Comment on It's the only logical future, captain.
Zephorah@discuss.online 3 days ago
Replicators, teleporters, holodecks, monetary exchange dead, and Q showing up at random.
Comment on It's the only logical future, captain.
Zephorah@discuss.online 3 days ago
Replicators, teleporters, holodecks, monetary exchange dead, and Q showing up at random.
chiliedogg@lemmy.world 3 days ago
But also Ferengi and lots of other mercantile civilizations, and we also see the individual crew members taking part in the trade/monetary economy. It’s kinda the Federation, and more specifically its government, that doesn’t deal use money.

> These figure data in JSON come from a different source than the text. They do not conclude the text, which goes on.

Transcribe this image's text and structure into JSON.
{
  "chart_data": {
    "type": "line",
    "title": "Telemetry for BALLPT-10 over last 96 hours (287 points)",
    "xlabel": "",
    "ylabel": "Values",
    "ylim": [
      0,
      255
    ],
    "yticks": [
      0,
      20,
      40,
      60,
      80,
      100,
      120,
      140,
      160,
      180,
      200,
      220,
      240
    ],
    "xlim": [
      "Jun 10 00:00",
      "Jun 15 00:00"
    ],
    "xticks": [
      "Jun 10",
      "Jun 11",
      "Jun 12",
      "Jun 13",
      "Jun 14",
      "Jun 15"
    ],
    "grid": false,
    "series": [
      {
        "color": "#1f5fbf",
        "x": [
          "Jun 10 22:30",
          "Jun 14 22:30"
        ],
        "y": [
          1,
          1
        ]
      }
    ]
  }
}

And that’s because it projects influence through military might and soft power. It doesn’t need money.
Sxan@piefed.zip 1 day ago
Even in Iain Bank’s Culture, there were people who chose to exist outside of paradise. A prime example is Kivas Fajo, who couldn’t satisfy his obsession within The Federation. Harcourt Fenton Mudd and Cyrano Jones are others. My theory is that the writers needed plot devices, and the entire production team were all capitalists (and so prone to germinating stories with capitalist preconceptions), and it manifested itself in-universe as people who simply can’t live how they want to inside The Federation. Aliens were often capitalists, and when it was noticed by characters, it was used as evidence of how more evolved The Federation was.
Fundamentally, The Federation needed mechanisms for interacting and trading with other non-Federation cultures, economies outside of the established system of resource distribution. It’s in these interstitial areas where many of the stories take place.